If $p(x)\in F[x]$ be a irreducible polynomial over $F$, what are the elements of $(p(x))$?
From my book
$(a) = \{ ra|r \in R\}$
but I don't know what $r$ is going to be in this case.
I see this a lot in other theorems like
If $p(x)$ is a polynomial in $F[x]$ of degree $n\ge 1$, and is irreducible over $F$, there is extension $E$ of $F$ such that $[E:F] = n$ where $p(x)$ has a root.
here on this theorem proof, it begins with
Let $F[x]$ be ring of polynomials in $x$ over $F$ and let $V=(p(x))$ be an ideal of $F[x]$ generated by $p(x)$ ... and goes on and on.

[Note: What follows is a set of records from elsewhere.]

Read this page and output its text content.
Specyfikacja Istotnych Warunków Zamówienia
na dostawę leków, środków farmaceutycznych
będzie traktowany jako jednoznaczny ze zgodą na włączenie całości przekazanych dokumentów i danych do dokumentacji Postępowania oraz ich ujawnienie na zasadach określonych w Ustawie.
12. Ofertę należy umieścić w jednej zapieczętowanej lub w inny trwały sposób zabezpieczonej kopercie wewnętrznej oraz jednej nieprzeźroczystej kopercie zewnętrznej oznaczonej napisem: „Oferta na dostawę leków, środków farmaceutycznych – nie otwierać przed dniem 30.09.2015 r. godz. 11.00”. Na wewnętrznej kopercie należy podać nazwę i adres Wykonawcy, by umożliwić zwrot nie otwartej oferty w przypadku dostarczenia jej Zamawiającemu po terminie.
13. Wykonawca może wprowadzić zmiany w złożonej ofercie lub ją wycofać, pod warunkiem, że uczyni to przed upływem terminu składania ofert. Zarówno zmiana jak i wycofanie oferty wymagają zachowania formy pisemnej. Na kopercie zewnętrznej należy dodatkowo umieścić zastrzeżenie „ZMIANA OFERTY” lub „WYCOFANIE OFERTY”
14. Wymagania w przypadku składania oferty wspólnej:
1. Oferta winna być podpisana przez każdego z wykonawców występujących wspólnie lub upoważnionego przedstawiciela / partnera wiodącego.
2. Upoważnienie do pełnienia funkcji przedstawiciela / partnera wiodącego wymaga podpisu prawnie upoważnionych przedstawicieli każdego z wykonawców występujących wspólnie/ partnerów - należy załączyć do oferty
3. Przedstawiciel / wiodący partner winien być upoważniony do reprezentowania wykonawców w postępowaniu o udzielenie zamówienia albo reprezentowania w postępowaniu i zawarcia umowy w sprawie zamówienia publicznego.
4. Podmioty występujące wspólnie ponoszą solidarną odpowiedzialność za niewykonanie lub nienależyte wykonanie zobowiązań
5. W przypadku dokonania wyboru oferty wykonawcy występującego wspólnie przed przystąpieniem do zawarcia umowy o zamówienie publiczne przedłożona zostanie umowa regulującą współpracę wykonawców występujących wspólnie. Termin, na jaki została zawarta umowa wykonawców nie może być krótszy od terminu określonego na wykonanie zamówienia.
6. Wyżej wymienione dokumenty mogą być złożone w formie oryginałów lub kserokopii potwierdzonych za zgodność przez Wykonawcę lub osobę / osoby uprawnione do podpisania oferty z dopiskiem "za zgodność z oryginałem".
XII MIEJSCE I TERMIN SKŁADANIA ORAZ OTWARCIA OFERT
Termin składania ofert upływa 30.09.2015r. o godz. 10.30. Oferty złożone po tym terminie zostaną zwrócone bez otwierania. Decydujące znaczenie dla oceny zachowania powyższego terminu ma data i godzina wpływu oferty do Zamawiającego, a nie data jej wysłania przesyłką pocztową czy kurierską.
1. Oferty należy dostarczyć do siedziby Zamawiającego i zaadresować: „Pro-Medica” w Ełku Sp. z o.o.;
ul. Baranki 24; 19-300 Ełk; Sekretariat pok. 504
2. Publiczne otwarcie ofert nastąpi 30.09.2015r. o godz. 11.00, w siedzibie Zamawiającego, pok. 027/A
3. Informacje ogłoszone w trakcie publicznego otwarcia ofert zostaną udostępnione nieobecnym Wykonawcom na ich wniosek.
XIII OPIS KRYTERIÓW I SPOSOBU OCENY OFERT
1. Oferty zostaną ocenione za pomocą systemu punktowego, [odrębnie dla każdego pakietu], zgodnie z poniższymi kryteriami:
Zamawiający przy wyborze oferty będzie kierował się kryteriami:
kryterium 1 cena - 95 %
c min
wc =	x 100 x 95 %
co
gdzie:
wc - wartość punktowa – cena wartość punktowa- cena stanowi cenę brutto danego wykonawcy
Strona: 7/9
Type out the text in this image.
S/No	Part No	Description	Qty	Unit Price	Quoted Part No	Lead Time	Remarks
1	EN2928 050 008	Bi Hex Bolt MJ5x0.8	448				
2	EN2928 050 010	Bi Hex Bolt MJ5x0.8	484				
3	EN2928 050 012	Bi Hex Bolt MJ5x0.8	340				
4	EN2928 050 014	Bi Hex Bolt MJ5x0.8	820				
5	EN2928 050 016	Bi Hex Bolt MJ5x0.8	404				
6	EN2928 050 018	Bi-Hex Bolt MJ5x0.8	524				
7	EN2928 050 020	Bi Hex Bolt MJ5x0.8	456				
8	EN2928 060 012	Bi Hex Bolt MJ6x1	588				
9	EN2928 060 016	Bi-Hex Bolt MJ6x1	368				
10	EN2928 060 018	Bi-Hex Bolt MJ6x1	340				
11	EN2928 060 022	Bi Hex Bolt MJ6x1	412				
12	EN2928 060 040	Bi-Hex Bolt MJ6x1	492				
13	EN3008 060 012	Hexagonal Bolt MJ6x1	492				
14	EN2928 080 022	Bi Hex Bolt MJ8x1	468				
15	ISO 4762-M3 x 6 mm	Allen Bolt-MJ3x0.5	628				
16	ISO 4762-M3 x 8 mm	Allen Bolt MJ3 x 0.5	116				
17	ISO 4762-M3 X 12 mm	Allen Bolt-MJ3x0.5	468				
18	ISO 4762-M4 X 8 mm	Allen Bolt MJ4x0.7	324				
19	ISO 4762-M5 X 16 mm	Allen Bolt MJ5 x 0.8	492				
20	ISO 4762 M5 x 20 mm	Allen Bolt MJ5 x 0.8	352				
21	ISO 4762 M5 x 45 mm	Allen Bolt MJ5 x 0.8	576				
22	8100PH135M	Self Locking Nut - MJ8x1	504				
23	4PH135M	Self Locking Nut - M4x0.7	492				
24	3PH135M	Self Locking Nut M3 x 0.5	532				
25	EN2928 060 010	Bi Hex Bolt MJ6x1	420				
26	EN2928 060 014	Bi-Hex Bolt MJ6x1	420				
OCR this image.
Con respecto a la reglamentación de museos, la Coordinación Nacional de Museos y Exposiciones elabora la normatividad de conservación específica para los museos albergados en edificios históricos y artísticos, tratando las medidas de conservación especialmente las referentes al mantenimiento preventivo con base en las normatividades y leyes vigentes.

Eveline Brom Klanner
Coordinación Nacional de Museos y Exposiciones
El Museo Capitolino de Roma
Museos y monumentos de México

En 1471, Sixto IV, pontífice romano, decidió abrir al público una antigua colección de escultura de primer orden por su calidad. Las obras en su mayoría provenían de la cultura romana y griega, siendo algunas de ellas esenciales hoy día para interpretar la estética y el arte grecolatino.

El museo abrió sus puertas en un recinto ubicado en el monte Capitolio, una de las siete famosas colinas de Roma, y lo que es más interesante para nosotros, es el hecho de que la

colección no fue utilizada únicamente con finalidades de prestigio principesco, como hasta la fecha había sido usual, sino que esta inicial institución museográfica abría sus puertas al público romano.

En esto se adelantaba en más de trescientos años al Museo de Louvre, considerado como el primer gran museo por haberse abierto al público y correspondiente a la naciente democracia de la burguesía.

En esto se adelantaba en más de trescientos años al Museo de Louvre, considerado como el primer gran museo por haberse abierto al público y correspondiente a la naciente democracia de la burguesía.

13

I have difficulty understanding the proof of this theorem from the very beginning.
$r$ is just an element of the ring $R$ - which in your question is the polynomial ring $F[x]$. So in this case (putting $a=p(x)$ and $r = f(x)$ for some $f(x) \in F[x]$), we have:
$$(p(x)) = \left\{f(x)p(x) \mid f(x) \in F[x] \right\}$$
Equivalently, if $g(x) = f(x)p(x)$ for some $f(x) \in F[x]$, what can you say about $g(x)$?